No. 4: 'Read' a book
Only the most careless commuters would consider actually reading a book on the way to work. Luckily, for everybody on the road, there are such things as audiobooks.
"The only thing I miss about the NYC subways is my reading time," says Bob Shanley, a former New Yorker who now commutes 45 minutes each way from his home in Fort Lauderdale, Fla., to his office in downtown Miami. Shanley, who says he used to read a book a week, now "reads" in the car.
"I never thought I'd enjoy books on CD, but I've gotten very attached to them," he says. "I've gotten some of my friends hooked on the concept, and now we get together every couple of weeks to trade CDs."
Whether you use CDs, a connection to listen to books downloaded to your MP3 player or even the old fashioned books on tape, you'll find the hours melting away.
No. 3: Get things done
You can also use the time in the car to plan your day. Make a mental checklist and prioritize what you want to accomplish, both at work and after your workday is over.
"I even visualize a possible crisis and plan strategies to overcome it," says Tim Gordon, a veterinarian whose days are often interrupted with emergencies.
Some things you can even take care of from the car. You know those people you've been meaning to call but never have the time? Commuting gives you the time. Whether it's your mom, an old college roommate, or a friend you haven't caught up with in a while, somebody is waiting to hear from you.
And if you can't talk to others, talk to yourself. Rehearse that presentation you're about to give, practice asking for a raise, work out problems you've been facing, or give yourself a motivational pep talk.
No. 2: Spiritual growth
"I know it sounds corny, but I talk to God in the car," says Shanley. "I also do life evaluations, goal evaluations and think about the big picture questions like, 'Am I on track with my life? Why am I here? Where am I going?'"
Shanley admits he doesn't always find answers to his questions before his commute is over, but he enjoys adding what he calls a spiritual element to his drive.
"Every time someone cuts me off, instead of getting mad, I send them a blessing and a prayer," he says.
You can also think of your commute as the alone time you've been craving.
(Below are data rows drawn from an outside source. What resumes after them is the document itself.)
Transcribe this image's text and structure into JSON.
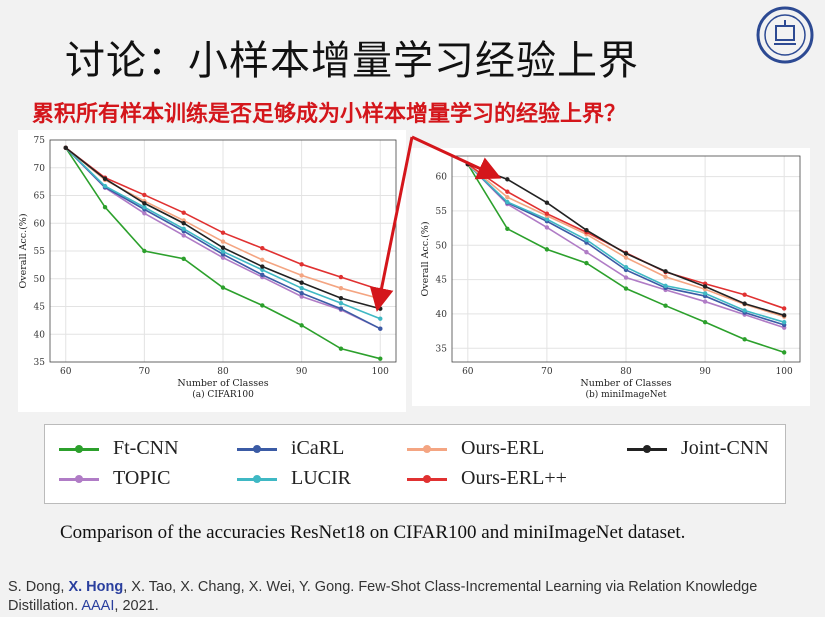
{
  "slide": {
    "title": "讨论：小样本增量学习经验上界",
    "subtitle": "累积所有样本训练是否足够成为小样本增量学习的经验上界？",
    "caption": "Comparison of the accuracies ResNet18 on CIFAR100 and miniImageNet dataset.",
    "citation": {
      "prefix": "S. Dong, ",
      "bold_author": "X. Hong",
      "authors_rest": ", X. Tao, X. Chang, X. Wei, Y. Gong. Few-Shot Class-Incremental Learning via Relation Knowledge Distillation. ",
      "venue": "AAAI",
      "year": ", 2021."
    }
  },
  "legend": [
    {
      "name": "Ft-CNN",
      "color": "#2ca02c"
    },
    {
      "name": "iCaRL",
      "color": "#3b5ba5"
    },
    {
      "name": "Ours-ERL",
      "color": "#f4a582"
    },
    {
      "name": "Joint-CNN",
      "color": "#222222"
    },
    {
      "name": "TOPIC",
      "color": "#b07cc6"
    },
    {
      "name": "LUCIR",
      "color": "#3fb8c4"
    },
    {
      "name": "Ours-ERL++",
      "color": "#e03131"
    }
  ],
  "chart_data": [
    {
      "type": "line",
      "panel": "a",
      "title": "(a) CIFAR100",
      "xlabel": "Number of Classes",
      "ylabel": "Overall Acc.(%)",
      "xlim": [
        58,
        102
      ],
      "ylim": [
        35,
        75
      ],
      "xticks": [
        60,
        70,
        80,
        90,
        100
      ],
      "yticks": [
        35,
        40,
        45,
        50,
        55,
        60,
        65,
        70,
        75
      ],
      "x": [
        60,
        65,
        70,
        75,
        80,
        85,
        90,
        95,
        100
      ],
      "series": [
        {
          "name": "Ft-CNN",
          "values": [
            73.6,
            62.9,
            55.0,
            53.6,
            48.4,
            45.2,
            41.6,
            37.4,
            35.6
          ]
        },
        {
          "name": "TOPIC",
          "values": [
            73.6,
            66.4,
            61.8,
            57.8,
            53.8,
            50.3,
            46.8,
            44.4,
            41.0
          ]
        },
        {
          "name": "iCaRL",
          "values": [
            73.6,
            66.5,
            62.5,
            58.6,
            54.4,
            50.7,
            47.4,
            44.6,
            41.0
          ]
        },
        {
          "name": "LUCIR",
          "values": [
            73.6,
            66.7,
            62.9,
            59.0,
            54.9,
            51.6,
            48.3,
            45.6,
            42.8
          ]
        },
        {
          "name": "Ours-ERL",
          "values": [
            73.6,
            67.8,
            64.0,
            60.5,
            56.7,
            53.4,
            50.6,
            48.3,
            46.4
          ]
        },
        {
          "name": "Ours-ERL++",
          "values": [
            73.6,
            68.2,
            65.1,
            61.9,
            58.3,
            55.5,
            52.6,
            50.3,
            48.0
          ]
        },
        {
          "name": "Joint-CNN",
          "values": [
            73.6,
            68.0,
            63.6,
            60.0,
            55.6,
            52.2,
            49.3,
            46.5,
            44.6
          ]
        }
      ]
    },
    {
      "type": "line",
      "panel": "b",
      "title": "(b) miniImageNet",
      "xlabel": "Number of Classes",
      "ylabel": "Overall Acc.(%)",
      "xlim": [
        58,
        102
      ],
      "ylim": [
        33,
        63
      ],
      "xticks": [
        60,
        70,
        80,
        90,
        100
      ],
      "yticks": [
        35,
        40,
        45,
        50,
        55,
        60
      ],
      "x": [
        60,
        65,
        70,
        75,
        80,
        85,
        90,
        95,
        100
      ],
      "series": [
        {
          "name": "Ft-CNN",
          "values": [
            61.8,
            52.4,
            49.4,
            47.4,
            43.7,
            41.2,
            38.8,
            36.3,
            34.4
          ]
        },
        {
          "name": "TOPIC",
          "values": [
            61.8,
            56.0,
            52.6,
            49.0,
            45.3,
            43.5,
            41.8,
            39.9,
            38.0
          ]
        },
        {
          "name": "iCaRL",
          "values": [
            61.8,
            56.2,
            53.5,
            50.4,
            46.4,
            43.8,
            42.6,
            40.2,
            38.4
          ]
        },
        {
          "name": "LUCIR",
          "values": [
            61.8,
            56.3,
            53.8,
            50.8,
            46.8,
            44.1,
            43.0,
            40.5,
            38.8
          ]
        },
        {
          "name": "Ours-ERL",
          "values": [
            61.8,
            57.0,
            54.3,
            51.6,
            48.2,
            45.4,
            43.6,
            41.4,
            39.6
          ]
        },
        {
          "name": "Ours-ERL++",
          "values": [
            61.8,
            57.8,
            54.6,
            51.9,
            48.9,
            46.1,
            44.4,
            42.8,
            40.8
          ]
        },
        {
          "name": "Joint-CNN",
          "values": [
            61.8,
            59.6,
            56.2,
            52.2,
            48.8,
            46.2,
            44.0,
            41.5,
            39.8
          ]
        }
      ]
    }
  ]
}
Welcome it as a time to think, dream and work on your goals. No screaming kids, no nagging spouse, no barking dogs ... just you.
No. 1: Fill your tanks
Breakfast is often said to be the most important meal of the day. But when you're pressed for time, it's one of the first things you neglect to do.
While you don't want to be gobbling down a full meal behind the wheel, swerving from lane to lane as you wrestle with that bowl of cereal or stack of pancakes, you can still fill up without be a hazard to everybody sharing the road.
Prepare something healthy the night before and grab it to go in your car. That way you won't get stuck in the line at the drive-through with everyone else who decided to eat on the road.
Consider some fresh grapes or some raisins. Try a handful of almonds. Perhaps a smoothie you can drink through a straw will sate your appetite. Just about anything healthy and easy to eat while keeping your attention the road and that nasty morning traffic jam will do.